Sur ce Premier Cru de la rive gauche du Serein, Virginie a la chance d’exploiter des vielles vignes de près de 80 ans, situées sur les lieux-dits Vaux-Miolot et Butteaux, pour un total de 90 ares environ. Si le sous-sol se compose essentiellement de calcaires marneux riches en coquilles d’huîtres, la parcelle de Vaux-Miolot présente la particularité de reposer sur des sols plus profonds et argileux, difficiles à travailler, mais qui vont apporter au vin un supplément de chair et de densité de texture. La vigne, exposée au Sud-Ouest, bénéficie en outre d’un très bon ensoleillement.
Malheureusement, le gel d’avril a fait ici beaucoup de dégâts : la récolte y fut une des plus petites jamais enregistrée par Virginie et son équipe.

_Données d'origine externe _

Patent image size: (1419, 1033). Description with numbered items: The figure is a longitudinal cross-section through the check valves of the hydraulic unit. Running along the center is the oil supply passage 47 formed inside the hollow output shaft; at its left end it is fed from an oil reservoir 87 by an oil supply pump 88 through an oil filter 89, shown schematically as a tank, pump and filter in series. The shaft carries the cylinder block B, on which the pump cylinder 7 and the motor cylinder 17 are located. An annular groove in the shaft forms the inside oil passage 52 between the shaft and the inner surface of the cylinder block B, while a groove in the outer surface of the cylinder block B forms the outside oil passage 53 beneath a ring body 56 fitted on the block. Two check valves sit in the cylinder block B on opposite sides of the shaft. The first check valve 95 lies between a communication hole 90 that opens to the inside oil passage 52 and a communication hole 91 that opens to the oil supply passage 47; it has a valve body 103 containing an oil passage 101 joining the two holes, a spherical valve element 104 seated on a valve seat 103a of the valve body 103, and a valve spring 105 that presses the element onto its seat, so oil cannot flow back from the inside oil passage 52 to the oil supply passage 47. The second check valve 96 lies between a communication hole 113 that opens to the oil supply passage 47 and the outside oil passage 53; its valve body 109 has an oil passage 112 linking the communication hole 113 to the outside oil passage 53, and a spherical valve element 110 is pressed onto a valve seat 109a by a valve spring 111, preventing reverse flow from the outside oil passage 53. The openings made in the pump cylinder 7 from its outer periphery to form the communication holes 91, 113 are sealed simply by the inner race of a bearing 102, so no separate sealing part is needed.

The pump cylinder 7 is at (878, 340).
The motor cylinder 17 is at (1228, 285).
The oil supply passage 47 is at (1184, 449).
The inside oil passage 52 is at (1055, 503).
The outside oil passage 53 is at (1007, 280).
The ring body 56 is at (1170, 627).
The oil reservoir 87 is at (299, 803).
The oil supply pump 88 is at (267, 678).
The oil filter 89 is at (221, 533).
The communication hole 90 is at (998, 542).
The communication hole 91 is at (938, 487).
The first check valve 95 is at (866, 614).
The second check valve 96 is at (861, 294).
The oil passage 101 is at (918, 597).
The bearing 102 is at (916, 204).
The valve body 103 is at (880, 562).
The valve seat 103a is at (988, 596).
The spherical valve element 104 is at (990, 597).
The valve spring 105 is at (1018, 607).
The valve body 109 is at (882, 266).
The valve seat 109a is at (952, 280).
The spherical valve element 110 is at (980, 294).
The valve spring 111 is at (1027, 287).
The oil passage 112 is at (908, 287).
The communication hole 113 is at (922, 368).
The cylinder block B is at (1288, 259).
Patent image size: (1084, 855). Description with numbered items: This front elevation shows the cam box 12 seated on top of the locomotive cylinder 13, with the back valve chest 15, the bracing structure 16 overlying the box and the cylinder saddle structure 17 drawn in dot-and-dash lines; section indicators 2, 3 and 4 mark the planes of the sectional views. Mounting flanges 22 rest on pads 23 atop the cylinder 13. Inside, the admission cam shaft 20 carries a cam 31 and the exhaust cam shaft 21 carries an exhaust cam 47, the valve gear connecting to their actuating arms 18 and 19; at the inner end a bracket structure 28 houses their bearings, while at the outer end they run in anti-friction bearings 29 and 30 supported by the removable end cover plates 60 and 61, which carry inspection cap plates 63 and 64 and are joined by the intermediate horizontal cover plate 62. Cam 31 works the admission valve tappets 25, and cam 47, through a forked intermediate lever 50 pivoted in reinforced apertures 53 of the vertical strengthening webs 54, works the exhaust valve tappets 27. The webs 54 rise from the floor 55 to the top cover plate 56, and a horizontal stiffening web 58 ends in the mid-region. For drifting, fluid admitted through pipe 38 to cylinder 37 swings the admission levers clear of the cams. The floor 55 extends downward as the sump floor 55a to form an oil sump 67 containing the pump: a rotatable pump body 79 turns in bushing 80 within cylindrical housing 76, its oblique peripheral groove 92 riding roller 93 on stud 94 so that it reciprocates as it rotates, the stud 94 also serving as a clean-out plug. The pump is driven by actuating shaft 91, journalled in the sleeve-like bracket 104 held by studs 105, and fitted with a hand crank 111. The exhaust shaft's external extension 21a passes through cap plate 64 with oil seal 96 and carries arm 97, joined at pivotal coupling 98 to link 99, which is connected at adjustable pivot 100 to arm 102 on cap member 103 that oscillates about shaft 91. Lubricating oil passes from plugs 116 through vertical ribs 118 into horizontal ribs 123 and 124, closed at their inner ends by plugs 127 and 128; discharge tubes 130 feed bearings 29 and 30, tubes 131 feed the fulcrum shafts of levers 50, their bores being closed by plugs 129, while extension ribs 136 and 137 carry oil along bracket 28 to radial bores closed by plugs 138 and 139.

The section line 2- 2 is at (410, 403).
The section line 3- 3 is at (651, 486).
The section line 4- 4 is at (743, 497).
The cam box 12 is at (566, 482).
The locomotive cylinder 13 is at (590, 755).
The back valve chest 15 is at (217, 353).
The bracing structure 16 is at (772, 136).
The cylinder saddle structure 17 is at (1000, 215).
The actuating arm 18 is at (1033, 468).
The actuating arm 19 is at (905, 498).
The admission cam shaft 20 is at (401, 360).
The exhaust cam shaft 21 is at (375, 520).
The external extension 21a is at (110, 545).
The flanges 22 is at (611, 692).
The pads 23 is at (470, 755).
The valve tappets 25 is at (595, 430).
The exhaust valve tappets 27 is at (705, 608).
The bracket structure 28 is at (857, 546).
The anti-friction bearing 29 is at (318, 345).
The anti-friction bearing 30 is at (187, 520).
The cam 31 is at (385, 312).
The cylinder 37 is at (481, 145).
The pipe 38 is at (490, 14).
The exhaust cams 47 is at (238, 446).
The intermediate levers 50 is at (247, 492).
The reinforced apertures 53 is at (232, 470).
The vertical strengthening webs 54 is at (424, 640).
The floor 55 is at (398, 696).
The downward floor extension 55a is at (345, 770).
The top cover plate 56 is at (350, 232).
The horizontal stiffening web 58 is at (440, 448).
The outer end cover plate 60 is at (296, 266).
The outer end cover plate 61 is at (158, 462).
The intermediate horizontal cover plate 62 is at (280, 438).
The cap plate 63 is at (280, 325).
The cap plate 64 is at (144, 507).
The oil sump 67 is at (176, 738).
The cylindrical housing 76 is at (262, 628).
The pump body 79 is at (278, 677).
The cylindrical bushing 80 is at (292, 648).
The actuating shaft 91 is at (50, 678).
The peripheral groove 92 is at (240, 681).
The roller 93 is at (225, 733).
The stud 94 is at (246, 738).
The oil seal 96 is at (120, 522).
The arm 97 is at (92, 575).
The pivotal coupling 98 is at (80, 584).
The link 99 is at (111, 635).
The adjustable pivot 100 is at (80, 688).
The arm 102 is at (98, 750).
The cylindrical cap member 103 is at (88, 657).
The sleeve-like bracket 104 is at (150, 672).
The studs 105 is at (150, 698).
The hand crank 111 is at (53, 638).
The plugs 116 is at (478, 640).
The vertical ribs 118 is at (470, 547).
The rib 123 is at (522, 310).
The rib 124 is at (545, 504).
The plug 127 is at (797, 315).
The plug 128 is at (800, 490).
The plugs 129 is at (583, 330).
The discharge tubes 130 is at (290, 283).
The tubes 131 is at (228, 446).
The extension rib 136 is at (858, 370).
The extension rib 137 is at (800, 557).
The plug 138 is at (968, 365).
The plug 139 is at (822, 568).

Après un long élevage de 24 mois, en cuve, fûts et demi-muids, ce Montmains 2021 offre un équilibre remarquable entre minéralité crayeuse, fraîche et effilée, sophistication florale et aérienne, générosité d’un fruit mûr et sans entrave, et la vivacité des agrumes qui apporte à l’ensemble un élan prodigieux.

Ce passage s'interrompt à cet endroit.